Archivio mensile:dicembre 2013

Cibus in fabula

1512600_502325426544960_728866758_nCammina cammina, sbriciolando con perizia il pane per ritrovare la strada del ritorno, un bimbo alto quanto un pollice intravide, nel bosco fitto fitto, una bambina con la mantella rossa che recava con sé un cestino pieno di focaccia. Fu tentato, allora, di seguirla, tanto era invitante quell’aroma di cose buone appena sfornate che si andava diffondendo fra gli alberi. Alla fine, però, decise di proseguire per la sua strada. La sua scelta fu premiata da una visione celestiale: una casetta di marzapane e leccornie di ogni genere. Che strana casa – pensò avvicinandosi. La porta incastonata fra confetti e biscotti, le finestre socchiuse con sporti di torrone e frutta candita. Che meraviglia! Sarebbe rimasto incantato tutto il pomeriggio e avrebbe anche fatto qualche assaggio se non fosse stato distratto dal fragore e il polverone alzati  da un’enorme zucca gialla tirata da cavalli lanciati al galoppo!
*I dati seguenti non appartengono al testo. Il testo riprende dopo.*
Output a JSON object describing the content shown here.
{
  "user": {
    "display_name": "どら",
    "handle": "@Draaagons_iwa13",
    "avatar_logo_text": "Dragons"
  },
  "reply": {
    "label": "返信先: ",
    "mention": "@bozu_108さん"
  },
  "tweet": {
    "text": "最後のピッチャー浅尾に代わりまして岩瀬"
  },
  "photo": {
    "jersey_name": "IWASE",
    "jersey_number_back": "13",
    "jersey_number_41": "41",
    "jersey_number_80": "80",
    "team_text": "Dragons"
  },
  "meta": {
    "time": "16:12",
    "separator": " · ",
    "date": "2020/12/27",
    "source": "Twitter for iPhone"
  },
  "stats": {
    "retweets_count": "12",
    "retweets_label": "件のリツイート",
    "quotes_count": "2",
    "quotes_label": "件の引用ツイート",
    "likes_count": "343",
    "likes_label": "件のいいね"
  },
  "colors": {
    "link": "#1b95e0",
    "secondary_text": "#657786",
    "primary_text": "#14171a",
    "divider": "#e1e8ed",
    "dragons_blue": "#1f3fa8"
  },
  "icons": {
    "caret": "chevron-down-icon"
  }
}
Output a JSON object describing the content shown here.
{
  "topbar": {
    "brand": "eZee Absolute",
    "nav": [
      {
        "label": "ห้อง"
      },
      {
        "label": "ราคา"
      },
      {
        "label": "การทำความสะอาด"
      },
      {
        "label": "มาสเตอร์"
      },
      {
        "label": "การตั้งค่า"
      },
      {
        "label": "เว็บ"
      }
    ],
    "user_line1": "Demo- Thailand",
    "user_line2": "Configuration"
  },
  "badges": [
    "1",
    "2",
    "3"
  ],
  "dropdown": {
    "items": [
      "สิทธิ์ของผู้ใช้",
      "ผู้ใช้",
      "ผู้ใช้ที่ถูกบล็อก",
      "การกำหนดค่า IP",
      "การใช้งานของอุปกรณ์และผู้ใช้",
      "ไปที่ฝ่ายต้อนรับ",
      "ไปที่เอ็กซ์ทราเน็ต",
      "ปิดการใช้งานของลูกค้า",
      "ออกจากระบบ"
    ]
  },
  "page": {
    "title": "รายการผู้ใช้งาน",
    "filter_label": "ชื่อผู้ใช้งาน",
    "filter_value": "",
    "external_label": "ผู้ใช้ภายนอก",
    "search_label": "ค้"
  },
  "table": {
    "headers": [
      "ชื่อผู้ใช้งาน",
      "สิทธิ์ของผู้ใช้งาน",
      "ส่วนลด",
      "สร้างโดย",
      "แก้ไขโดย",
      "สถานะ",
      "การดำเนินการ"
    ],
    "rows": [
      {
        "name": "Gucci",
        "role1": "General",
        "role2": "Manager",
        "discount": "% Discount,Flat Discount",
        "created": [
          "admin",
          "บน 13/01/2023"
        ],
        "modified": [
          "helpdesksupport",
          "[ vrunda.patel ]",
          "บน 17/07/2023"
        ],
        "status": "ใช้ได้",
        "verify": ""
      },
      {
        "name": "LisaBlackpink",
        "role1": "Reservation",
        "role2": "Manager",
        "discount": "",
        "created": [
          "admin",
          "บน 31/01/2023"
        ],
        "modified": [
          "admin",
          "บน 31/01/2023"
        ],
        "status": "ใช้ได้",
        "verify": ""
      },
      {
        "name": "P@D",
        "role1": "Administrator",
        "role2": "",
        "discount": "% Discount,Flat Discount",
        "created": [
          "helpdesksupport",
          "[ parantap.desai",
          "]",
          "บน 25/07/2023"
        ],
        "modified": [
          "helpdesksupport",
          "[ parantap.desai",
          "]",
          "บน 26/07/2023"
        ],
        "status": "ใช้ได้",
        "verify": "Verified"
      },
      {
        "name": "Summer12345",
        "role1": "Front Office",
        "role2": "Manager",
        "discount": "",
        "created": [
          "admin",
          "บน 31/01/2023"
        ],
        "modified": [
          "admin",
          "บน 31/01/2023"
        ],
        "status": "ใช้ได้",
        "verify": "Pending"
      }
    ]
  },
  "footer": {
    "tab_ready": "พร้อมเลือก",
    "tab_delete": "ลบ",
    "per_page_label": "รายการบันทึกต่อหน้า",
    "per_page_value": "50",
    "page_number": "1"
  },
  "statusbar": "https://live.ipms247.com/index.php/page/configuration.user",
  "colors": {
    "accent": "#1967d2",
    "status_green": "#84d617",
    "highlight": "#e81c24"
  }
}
Perbacco! Un po’ di rispetto per chi va a piedi! – borbottò.

Subito dopo, riprese il cammino, continuando a sbriciolare il suo tozzo di pane, fino a quando, al bordo del bosco, lungo una vigna ben curata incontrò una volpe che vociava e spettegolava contro un grappolo d’uva nera e poco più in là una vecchia bitorzoluta che carezzava una mela rossa, cantilenando fra sé e sé una formula magica.

Ce n’è sono di stranezze in questo bosco – pensò – ma non si dette pena più di tanto e continuò il suo cammino, ignaro che poco più avanti si sarebbe trasformato nell’ambito pranzo di un orco così cattivo che ancora, ogni tanto, me lo sogno anch’io!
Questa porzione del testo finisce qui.